- The paper introduces a novel CKA-based pruning method that optimizes neural network size by removing redundant layers.
- It employs a three-phase process—analysis, optimization, and recovery—to ensure minimal accuracy loss during pruning.
- Experimental results show up to 50% reduction in model parameters for transformer models, enhancing efficiency and integration with methods like Wanda.
Introduction
The paper introduces MPruner, a novel pruning technique designed to optimize the size of neural networks by leveraging Centered Kernel Alignment (CKA) similarity metrics to inform layer pruning decisions. The crux of the methodology involves multi-layer cluster-wise analysis that identifies and prunes redundant layers based on their global information contribution to the network's functionality. This strategy is driven by the need to reduce the over-parametrization in neural models, especially in transformer-based architectures, without inducing accuracy losses.
Methodology
MPruner comprises three distinct phases:
- Analysis Stage: The model is examined to gather multi-layer cluster-wise information using CKA values, which measure inter-layer similarity.
- Optimization Stage: Layers deemed redundant, based on their CKA similarity, are removed in this phase, utilizing a defined pruning granularity.
- Recovery Stage: The pruned model undergoes retraining to consolidate any accuracy losses incurred during pruning.
Figure 1: Three Phases of MPruner demonstrating the layered approach towards pruning using CKA metrics and retraining strategy.
The main algorithm iteratively calculates CKA scores between layers, selects clusters for pruning, and adjusts its strategy based on performance thresholds. This iterative process stops when no more layers can be pruned safely, ensuring minimal impact on model accuracy.
Experimental Results
The paper reports extensive testing of MPruner across various architectures, highlighting its versatility and efficiency:
- Transformer Models: Applied to both BERT and T5-based models, MPruner successfully reduced model sizes by up to 50%, demonstrating substantial parameter reductions with no significant accuracy losses. For instance, experiments on BERT for the Dair AI Emotion dataset showed a halved number of encoder layers while maintaining accuracy at 92% or higher.

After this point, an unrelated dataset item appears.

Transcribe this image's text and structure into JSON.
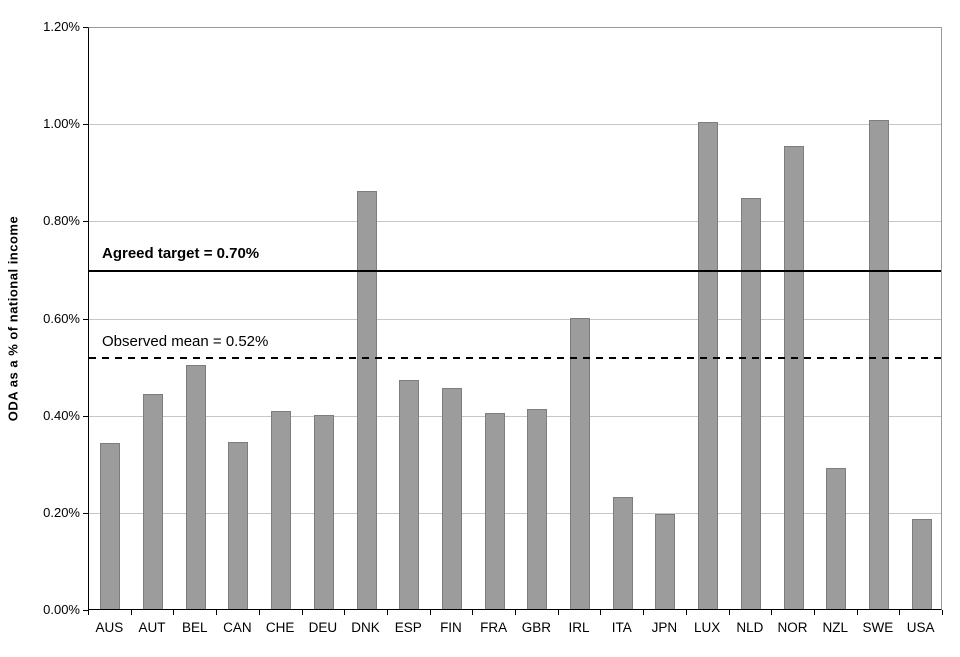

Figure 2: Clustering Heatmaps for Bert, illustrating the iterative pruning process with CKA similarity outcomes.
- CNN Models: The application on ResNet variants showed that while CNNs are more sensitive to pruning, MPruner still achieved effective size reductions. ResNet50 and ResNet152 experiments indicated that excessive pruning could lead to noticeable accuracy drops, but adjustments in granularity helped mitigate this effect.
- Integration Capability: MPruner’s potential to augment other pruning methods like Wanda was demonstrated, showing improvements in inference times and further parameter reductions when layers are pruned using MPruner first.

Figure 3: Result of Wanda, and Integration of Wanda and MPruner showcasing improvements in performance metrics.
Discussion and Implications
MPruner addresses the challenge of over-parametrization by offering a mathematically grounded methodology for pruning, setting it apart from previous techniques that often rely on local layer evaluations. Its reliance on CKA similarity ensures that layer reductions are backed by rigorous similarity evaluations, providing a balance between efficiency and functionality.
Conclusion
MPruner exemplifies an advanced approach to optimizing neural networks, particularly advantageous for transformer models. The integration of CKA metrics ensures a mathematically robust framework for pruning, capable of significant model size reductions with minimal accuracy trade-offs. Future explorations may include extending MPruner’s methodologies to larger models like GPT and further integrations with other NAS algorithms to enhance its utility and scalability in various AI applications.